1. Les mineurs, premiers responsables du sentiment d'insécurité et d'exaspération de la population

La part des mineurs dans le total des personnes mises en cause représente 21,18 % en 2001. A contrario , cela signifie que les majeurs représentent près de 80 % des personnes mises en cause. Pourtant, c'est la délinquance des mineurs qui monopolise le débat public et provoque à la fois un sentiment d'insécurité et l'exaspération de la population.

L'analyse des caractéristiques de la délinquance des mineurs réalisée précédemment permet d'expliquer ce paradoxe. En effet, la délinquance des mineurs est plus visible que celle des majeurs : les incivilités, les dégradations de biens, les vols violents contre des particuliers sur la voie publique ou encore les bagarres sont le fait principalement des mineurs et ce sont ces types d'actes qui constituent l'essentiel de la délinquance et ont vu leur nombre exploser. Or, chacun de ces actes cache une victime.

Ainsi naît le sentiment d'insécurité. Comme a résumé très justement le père Guy Gilbert : « Nous avons peur de nos jeunes maintenant. C'est un séisme fort, diffus, que tout le monde ressent ».

Lors de son audition par la commission, M. Eric Debarbieux a évoqué les enquêtes de victimation et de climat scolaire qu'il mène régulièrement et qui s'intéressent à la fois aux faits, mais également à leur représentation et au sentiment d'insécurité. Il a constaté que lors des enquêtes de 1995-1996, 7 % des enseignants d'un même type d'établissement pensaient qu'il y avait une forte agressivité de leurs élèves tournées contre eux. En 1998, ils étaient 49 %, soit sept fois plus.

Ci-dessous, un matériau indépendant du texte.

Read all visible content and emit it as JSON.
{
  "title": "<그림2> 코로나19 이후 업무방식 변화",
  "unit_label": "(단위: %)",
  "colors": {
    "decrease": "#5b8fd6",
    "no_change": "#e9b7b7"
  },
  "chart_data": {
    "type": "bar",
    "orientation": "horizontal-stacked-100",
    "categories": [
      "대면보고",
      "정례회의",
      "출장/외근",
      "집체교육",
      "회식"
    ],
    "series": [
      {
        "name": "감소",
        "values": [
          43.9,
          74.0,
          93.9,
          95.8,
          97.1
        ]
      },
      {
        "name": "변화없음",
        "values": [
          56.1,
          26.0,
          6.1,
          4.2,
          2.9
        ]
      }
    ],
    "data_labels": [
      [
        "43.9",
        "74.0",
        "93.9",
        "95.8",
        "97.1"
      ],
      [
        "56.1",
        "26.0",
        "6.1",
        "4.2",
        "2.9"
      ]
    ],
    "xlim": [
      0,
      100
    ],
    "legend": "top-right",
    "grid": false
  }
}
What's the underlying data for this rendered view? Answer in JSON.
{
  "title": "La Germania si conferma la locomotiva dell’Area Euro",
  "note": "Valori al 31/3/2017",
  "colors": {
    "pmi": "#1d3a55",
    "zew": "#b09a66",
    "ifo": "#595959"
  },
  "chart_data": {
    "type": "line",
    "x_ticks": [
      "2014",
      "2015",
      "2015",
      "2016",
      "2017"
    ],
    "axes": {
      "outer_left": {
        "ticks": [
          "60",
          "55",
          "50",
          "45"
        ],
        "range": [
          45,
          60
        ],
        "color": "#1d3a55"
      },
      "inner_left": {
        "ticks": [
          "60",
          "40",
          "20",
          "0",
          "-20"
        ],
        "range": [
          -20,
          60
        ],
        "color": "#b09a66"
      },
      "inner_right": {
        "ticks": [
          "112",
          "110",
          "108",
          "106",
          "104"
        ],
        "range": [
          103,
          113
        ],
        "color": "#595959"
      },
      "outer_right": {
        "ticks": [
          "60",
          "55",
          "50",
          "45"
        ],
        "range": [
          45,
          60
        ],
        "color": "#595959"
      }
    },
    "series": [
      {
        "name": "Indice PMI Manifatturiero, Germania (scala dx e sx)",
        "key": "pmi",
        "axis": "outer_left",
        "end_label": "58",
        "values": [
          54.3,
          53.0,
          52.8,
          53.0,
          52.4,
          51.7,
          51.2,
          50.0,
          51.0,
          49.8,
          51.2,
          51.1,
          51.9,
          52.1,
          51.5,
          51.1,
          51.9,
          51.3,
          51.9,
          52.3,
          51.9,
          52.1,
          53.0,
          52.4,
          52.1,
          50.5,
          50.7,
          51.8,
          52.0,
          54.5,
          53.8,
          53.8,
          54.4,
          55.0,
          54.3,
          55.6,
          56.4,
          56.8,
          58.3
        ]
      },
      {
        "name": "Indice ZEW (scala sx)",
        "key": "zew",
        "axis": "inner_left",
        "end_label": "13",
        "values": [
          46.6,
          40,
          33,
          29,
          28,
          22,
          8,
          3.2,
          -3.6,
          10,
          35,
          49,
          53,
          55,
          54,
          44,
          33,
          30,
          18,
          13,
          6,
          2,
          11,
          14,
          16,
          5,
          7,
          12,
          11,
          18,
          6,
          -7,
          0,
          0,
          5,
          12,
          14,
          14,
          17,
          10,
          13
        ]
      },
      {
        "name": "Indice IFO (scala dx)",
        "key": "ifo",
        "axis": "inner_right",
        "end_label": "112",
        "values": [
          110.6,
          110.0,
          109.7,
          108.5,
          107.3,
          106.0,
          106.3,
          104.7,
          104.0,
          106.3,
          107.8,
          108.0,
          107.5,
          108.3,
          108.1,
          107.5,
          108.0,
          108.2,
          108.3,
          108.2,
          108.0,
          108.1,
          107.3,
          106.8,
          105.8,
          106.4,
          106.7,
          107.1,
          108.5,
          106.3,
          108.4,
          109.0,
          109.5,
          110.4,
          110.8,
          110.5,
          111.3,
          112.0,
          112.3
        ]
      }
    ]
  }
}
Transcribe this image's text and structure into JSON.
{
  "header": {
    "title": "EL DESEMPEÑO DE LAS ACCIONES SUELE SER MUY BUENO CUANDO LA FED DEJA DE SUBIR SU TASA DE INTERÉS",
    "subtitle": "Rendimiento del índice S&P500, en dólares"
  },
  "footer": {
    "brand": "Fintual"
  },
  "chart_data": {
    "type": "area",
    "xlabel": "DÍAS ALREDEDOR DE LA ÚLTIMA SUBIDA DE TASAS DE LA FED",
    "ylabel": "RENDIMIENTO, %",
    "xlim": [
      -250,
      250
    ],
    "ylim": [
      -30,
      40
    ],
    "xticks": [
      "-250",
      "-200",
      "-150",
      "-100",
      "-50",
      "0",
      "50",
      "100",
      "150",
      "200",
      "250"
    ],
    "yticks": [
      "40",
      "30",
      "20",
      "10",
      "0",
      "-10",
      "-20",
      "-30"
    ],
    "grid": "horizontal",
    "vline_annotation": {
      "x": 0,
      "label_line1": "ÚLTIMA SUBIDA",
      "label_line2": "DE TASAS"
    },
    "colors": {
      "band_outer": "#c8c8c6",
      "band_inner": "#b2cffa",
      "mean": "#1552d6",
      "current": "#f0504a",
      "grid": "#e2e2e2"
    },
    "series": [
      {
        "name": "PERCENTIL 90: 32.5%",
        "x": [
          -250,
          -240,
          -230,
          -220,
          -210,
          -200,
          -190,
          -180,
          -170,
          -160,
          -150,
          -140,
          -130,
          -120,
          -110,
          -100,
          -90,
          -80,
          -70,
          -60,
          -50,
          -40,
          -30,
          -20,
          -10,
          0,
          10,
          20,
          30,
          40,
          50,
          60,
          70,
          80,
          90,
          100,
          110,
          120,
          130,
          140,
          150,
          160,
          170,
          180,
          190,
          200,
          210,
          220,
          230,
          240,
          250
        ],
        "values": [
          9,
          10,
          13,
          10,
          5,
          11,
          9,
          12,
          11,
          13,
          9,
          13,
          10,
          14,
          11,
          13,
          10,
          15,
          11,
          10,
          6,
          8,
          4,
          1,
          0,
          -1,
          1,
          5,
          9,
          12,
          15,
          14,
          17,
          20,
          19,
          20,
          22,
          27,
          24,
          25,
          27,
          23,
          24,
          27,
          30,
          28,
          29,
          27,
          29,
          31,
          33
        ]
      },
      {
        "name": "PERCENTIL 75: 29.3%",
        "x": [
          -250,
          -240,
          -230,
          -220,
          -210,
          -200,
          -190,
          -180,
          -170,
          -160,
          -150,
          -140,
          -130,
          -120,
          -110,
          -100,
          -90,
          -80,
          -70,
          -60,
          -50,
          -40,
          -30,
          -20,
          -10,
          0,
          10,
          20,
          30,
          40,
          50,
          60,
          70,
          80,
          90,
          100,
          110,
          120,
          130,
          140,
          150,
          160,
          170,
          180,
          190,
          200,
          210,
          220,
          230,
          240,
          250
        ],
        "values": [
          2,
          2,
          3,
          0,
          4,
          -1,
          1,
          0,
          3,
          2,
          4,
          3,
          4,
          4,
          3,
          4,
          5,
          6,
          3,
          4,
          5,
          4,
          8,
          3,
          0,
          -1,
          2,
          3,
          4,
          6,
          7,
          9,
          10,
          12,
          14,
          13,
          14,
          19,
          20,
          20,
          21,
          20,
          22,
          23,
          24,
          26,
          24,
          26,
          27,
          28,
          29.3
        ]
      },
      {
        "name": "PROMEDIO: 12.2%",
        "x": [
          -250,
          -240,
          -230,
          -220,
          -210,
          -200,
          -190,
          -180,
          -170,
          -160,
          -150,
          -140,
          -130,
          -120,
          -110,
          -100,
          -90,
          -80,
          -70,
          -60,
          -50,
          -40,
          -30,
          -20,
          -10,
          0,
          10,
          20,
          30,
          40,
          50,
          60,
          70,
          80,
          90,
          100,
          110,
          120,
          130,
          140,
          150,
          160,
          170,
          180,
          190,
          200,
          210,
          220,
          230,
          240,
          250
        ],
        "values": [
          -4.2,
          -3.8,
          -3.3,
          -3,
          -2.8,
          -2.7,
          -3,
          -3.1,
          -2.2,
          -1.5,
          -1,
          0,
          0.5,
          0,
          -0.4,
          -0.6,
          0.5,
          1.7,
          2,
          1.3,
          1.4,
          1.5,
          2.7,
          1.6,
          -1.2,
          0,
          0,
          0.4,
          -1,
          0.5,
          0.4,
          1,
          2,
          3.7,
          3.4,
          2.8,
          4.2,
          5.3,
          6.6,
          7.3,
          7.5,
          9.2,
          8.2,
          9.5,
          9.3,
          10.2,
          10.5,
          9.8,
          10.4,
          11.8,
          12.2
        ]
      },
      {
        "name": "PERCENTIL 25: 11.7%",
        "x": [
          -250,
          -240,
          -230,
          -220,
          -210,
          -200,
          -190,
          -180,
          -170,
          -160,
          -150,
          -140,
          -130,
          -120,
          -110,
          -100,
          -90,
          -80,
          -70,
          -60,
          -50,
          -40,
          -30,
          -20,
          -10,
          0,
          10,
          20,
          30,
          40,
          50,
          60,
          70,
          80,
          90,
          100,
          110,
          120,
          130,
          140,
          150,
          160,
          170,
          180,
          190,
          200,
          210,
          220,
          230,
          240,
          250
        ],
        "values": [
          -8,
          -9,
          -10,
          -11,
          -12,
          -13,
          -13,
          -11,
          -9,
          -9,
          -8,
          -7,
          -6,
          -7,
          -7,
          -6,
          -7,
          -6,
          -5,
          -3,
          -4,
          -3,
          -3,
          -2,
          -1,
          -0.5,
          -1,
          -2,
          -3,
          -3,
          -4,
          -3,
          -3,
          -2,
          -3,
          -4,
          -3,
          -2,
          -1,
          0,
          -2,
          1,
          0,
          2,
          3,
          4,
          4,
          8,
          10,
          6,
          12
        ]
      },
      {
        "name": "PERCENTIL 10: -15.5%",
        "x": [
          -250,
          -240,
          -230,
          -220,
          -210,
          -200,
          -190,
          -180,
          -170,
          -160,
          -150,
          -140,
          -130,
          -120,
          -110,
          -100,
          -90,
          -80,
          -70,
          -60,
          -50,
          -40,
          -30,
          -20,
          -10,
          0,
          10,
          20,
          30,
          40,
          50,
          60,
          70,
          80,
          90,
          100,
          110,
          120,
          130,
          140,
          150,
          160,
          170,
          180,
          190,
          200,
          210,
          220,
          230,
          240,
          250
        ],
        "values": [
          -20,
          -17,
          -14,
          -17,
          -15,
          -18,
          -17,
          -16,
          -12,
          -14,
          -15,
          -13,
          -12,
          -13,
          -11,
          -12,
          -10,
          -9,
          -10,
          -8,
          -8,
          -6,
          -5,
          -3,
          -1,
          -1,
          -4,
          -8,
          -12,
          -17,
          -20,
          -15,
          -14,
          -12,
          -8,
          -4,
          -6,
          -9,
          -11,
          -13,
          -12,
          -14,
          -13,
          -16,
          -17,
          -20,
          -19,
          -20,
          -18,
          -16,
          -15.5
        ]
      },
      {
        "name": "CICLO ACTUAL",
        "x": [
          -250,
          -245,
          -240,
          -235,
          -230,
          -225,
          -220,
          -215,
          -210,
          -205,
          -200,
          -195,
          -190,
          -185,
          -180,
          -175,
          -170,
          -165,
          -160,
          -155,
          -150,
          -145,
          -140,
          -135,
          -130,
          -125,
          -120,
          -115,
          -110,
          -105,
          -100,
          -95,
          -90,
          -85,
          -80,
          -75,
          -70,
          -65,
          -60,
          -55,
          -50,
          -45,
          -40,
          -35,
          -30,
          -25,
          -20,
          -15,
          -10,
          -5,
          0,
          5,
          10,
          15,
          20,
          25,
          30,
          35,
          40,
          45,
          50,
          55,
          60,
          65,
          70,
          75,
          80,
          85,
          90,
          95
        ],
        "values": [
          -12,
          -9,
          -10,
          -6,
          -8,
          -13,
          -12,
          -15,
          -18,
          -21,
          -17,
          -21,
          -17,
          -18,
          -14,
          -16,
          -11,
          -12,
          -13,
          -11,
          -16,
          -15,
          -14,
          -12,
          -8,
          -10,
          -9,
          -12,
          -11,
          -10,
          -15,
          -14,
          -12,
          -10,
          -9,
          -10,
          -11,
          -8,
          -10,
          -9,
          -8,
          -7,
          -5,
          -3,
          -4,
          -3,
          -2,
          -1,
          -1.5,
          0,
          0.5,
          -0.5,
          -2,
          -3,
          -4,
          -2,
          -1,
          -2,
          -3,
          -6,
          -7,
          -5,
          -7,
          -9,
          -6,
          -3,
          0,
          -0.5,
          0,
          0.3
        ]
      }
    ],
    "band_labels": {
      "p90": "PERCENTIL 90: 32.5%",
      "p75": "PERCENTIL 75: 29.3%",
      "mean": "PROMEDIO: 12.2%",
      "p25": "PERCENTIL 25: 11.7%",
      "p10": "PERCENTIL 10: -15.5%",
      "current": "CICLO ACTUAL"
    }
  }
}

Il convient cependant de distinguer entre le sentiment d'insécurité et les risques réels courus par chaque citoyen. Or, le développement de la délinquance expressive et des violences a modifié le profil des victimes. Lorsque la délinquance était principalement une délinquance d'acquisition, elle se concentrait là où il y avait des richesses. Désormais, le développement des violences et d'une délinquance liée à une sociologie de l'exclusion fait que les premières victimes de la violence sont les « pauvres ».

Dans son ouvrage, Hugues Lagrange 21 ( * ) précise : « si les violences collectives, comme la délinquance des mineurs, ont nettement augmenté au cours des années 1990, c'est moins par une extension du périmètre des zones touchées que par une intensification de la délinquance et des violences collectives dans les zones qui ont été depuis plus de quinze ans singularisées dans les politiques de la ville ».

Comme l'a fait remarquer M. Alain Bauer lors de son audition, il résulte de ce constat que « nier cette violence-là revient à construire une injustice sociale organisée, parce que les riches auront toujours les moyens de se défendre et de se protéger ».

* 20 Rapport LARSEF, sous la direction d'Eric Debarbieux, « L'oppression quotidienne - Recherches sur une délinquance des mineurs », janvier 2002.

* 21 De l'affrontement à l'esquive, Syros, 2001.